With digitalization having proven to be a short-term solution to ensuring business continuity during the crisis, African business leaders see it as a central priority going forward.
The report said the youthfulness of the population and the relative absence of technological legacies, which could create resistance to change, favor the faster adoption and diffusion of innovation than in other regions.
The adoption of mobile payment technology, with the widespread use of nano-savings and nano-credit solutions, is a perfect example.
Due to its strategic nature, innovation is increasingly developed internally by companies that identify mobile and digital technologies as development priorities for the coming year, the report said.
It said the under-utilization of data represents real potential for accelerated growth for private sector stakeholders, as innovation should enable data qualification, thus promoting their use, storage and sharing, with a view to better serving customers and communities.
While African business leaders are evidently convinced of the essential nature of the collection and use of such data, they express regret that too few initiatives are being developed in this area, the report said.
However, it said Royal Air Maroc stands out due to the fact that the development of information systems and the use of data are central concerns for the group, both contributing to improvements in the customer experience.
The report said private sector stakeholders agree there is a need to develop stronger collaboration between private and public stakeholders in innovation at the continental level to enhance Africa’s attractiveness for innovation investment.

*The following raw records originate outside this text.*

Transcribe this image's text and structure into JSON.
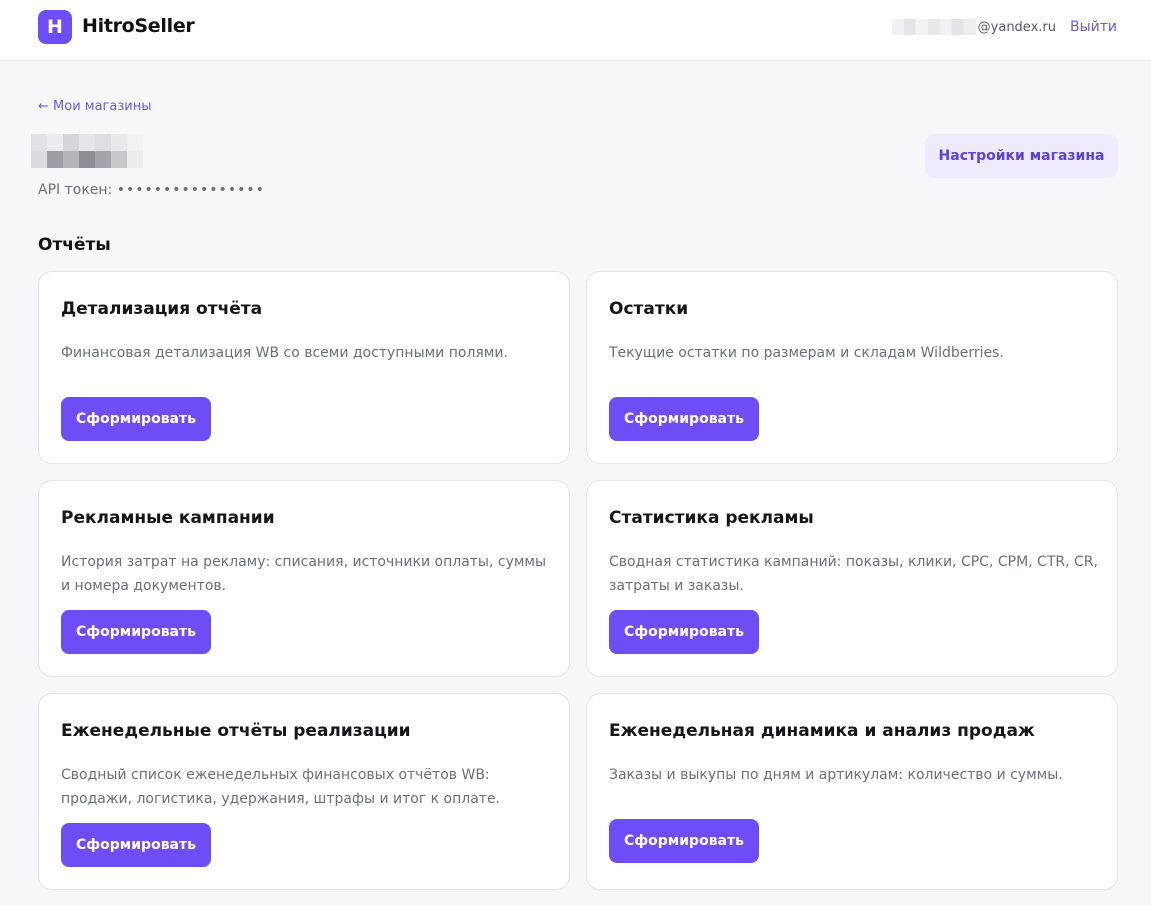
{
  "header": {
    "logo_letter": "H",
    "brand": "HitroSeller",
    "email_domain": "@yandex.ru",
    "logout": "Выйти"
  },
  "nav": {
    "back": "← Мои магазины"
  },
  "store": {
    "api_label": "API токен:",
    "api_value": "••••••••••••••••",
    "settings_button": "Настройки магазина"
  },
  "reports": {
    "title": "Отчёты",
    "cards": [
      {
        "title": "Детализация отчёта",
        "desc": [
          "Финансовая детализация WB со всеми доступными полями."
        ],
        "button": "Сформировать"
      },
      {
        "title": "Остатки",
        "desc": [
          "Текущие остатки по размерам и складам Wildberries."
        ],
        "button": "Сформировать"
      },
      {
        "title": "Рекламные кампании",
        "desc": [
          "История затрат на рекламу: списания, источники оплаты, суммы",
          "и номера документов."
        ],
        "button": "Сформировать"
      },
      {
        "title": "Статистика рекламы",
        "desc": [
          "Сводная статистика кампаний: показы, клики, CPC, CPM, CTR, CR,",
          "затраты и заказы."
        ],
        "button": "Сформировать"
      },
      {
        "title": "Еженедельные отчёты реализации",
        "desc": [
          "Сводный список еженедельных финансовых отчётов WB:",
          "продажи, логистика, удержания, штрафы и итог к оплате."
        ],
        "button": "Сформировать"
      },
      {
        "title": "Еженедельная динамика и анализ продаж",
        "desc": [
          "Заказы и выкупы по дням и артикулам: количество и суммы."
        ],
        "button": "Сформировать"
      }
    ]
  },
  "colors": {
    "accent": "#6d4ef6",
    "accent_soft": "#efebfd",
    "link": "#6a5ae0",
    "background": "#f7f7fa"
  }
}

Therefore, the business climate, regulations, infrastructure development, like electrification of rural areas and establishment of data hubs, and incubators across the entire continent must be considered, aiming for greater standardization and the creation of more favorable conditions for the development and diffusion of new technologies on the continent.
In addition to innovation, corporate social responsibility strategies and the return to local production in tandem with the overhaul of supply chains are initiatives that will continue to have positive benefits over the long term.
Seventy-three percent of leaders surveyed expect the coronavirus crisis to have a positive impact on local development initiatives and the strengthening of CSR approaches.
In parallel, 91 percent of leaders predict that changes will be made to value chains at the global level, with a move towards regionalization, which will have a major impact in terms of sourcing and logistics.
Business leaders also are better prepared to manage risk. Indeed, 41 percent of executives report they have set up a formalized risk appetite framework internally, aligned with strategy, and operationally implemented throughout the company.
“The coronavirus crisis is a reminder that there are many exogenous risks which can affect companies and come on suddenly, hence they need to be adequately prepared,” the report said.
Sixty percent of leaders think coronavirus will have a long-term, more structural impact on corporate governance that will transform them and arm them for future crises.
Leaders are now acutely aware of the importance of governance not as a regulatory obligation, but as a lever for growth and development, particularly in terms of access to financing and talent retention.
For 37 percent of business leaders surveyed, Côte d’Ivoire, Ghana, Kenya, Rwanda and Senegal are the top five most attractive countries for investment in 2020.